CVE-2024-47770: 
Wazuh Agent vulnerability analysis and mitigation

Wazuh, a free and open source platform used for threat prevention, detection, and response across on-premises, virtualized, containerized, and cloud-based environments, was found to contain a privilege escalation vulnerability (CVE-2024-47770). The vulnerability was discovered and disclosed on February 3, 2025, affecting versions up to 4.9.0. The issue allows attackers to view the agent list on the Wazuh dashboard without proper privilege access (GitHub Advisory).

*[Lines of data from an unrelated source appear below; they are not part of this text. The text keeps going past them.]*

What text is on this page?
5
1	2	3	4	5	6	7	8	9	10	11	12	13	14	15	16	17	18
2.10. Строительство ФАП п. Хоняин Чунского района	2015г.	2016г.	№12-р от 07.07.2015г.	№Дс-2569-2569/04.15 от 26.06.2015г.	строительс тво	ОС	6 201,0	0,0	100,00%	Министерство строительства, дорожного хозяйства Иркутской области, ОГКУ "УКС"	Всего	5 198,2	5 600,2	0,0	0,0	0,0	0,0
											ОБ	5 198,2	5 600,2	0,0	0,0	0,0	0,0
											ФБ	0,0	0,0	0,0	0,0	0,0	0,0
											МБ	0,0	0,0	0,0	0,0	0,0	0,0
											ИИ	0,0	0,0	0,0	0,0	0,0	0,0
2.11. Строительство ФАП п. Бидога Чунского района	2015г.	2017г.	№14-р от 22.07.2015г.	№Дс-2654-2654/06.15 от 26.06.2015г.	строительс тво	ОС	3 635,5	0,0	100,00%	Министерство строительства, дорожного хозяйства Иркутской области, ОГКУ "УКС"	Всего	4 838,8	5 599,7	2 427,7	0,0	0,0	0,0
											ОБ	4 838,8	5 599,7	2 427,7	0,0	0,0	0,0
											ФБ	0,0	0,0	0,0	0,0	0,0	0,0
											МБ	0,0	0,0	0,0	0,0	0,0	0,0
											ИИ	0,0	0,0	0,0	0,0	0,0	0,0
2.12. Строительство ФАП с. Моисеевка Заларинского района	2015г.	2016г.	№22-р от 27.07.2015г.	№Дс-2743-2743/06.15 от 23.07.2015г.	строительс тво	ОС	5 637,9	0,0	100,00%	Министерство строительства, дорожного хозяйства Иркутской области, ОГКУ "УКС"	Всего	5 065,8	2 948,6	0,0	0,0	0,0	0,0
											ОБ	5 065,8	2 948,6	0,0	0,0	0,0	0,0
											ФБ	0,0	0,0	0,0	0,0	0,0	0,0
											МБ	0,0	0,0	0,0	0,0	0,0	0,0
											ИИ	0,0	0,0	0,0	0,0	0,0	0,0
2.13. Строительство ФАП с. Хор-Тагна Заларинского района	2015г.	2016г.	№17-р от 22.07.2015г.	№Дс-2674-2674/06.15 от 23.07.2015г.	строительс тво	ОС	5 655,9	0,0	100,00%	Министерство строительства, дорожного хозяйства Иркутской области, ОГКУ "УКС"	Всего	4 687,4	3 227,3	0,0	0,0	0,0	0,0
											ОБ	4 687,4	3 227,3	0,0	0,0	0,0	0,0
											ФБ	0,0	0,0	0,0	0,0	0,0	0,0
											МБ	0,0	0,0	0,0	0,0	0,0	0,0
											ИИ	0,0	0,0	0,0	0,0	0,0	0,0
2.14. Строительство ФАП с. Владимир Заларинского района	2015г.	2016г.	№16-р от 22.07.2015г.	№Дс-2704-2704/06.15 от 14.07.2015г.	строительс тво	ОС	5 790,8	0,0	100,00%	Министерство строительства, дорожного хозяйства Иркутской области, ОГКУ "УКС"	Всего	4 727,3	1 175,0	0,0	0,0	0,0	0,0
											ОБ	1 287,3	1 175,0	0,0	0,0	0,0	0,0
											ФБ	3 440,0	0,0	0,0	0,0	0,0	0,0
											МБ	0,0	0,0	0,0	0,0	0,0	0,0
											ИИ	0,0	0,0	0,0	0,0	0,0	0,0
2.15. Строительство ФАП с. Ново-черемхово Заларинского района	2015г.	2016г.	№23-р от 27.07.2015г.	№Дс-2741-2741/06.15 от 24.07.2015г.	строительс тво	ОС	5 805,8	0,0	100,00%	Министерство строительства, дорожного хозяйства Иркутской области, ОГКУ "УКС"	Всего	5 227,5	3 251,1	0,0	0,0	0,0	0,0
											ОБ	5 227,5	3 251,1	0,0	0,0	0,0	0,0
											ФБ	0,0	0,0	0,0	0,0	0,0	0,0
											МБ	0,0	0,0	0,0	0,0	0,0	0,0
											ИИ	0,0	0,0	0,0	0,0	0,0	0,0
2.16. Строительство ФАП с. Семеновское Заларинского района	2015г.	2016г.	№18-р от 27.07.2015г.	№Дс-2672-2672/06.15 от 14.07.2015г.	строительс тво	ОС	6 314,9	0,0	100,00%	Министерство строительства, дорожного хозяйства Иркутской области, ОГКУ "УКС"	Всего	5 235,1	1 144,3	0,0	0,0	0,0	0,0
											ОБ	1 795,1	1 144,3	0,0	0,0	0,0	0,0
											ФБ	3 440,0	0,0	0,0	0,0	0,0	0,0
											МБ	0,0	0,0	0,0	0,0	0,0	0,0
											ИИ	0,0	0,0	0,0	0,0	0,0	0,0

The vulnerability stems from weak privilege access controls in the Wazuh dashboard. While the GUI prevents unauthorized access, an attacker can bypass these restrictions by sending a specific POST request to '/api/request' with a GET method targeting the '/agents' endpoint. This allows viewing of agent information including IDs, names, IPs, groups, OS details, and status information, which should normally require specific role access such as admin or kibanauser privileges. The vulnerability has been assigned a CVSS v3.1 base score of 4.6 (Medium) with the vector string CVSS:3.1/AV:N/AC:L/PR:L/UI:R/S:U/C:L/I:L/A:N (GitHub Advisory).

The vulnerability allows unauthorized users to access sensitive information about all agents in the Wazuh deployment. This includes detailed system information such as agent IDs, names, IP addresses, operating system details, versions, and status information. Such access could provide attackers with valuable reconnaissance data about the protected infrastructure (GitHub Advisory).

This security issue has been addressed in Wazuh version 4.9.1. All users are advised to upgrade to this version or later. There are no known workarounds for this vulnerability, making the upgrade the only effective mitigation strategy (NVD).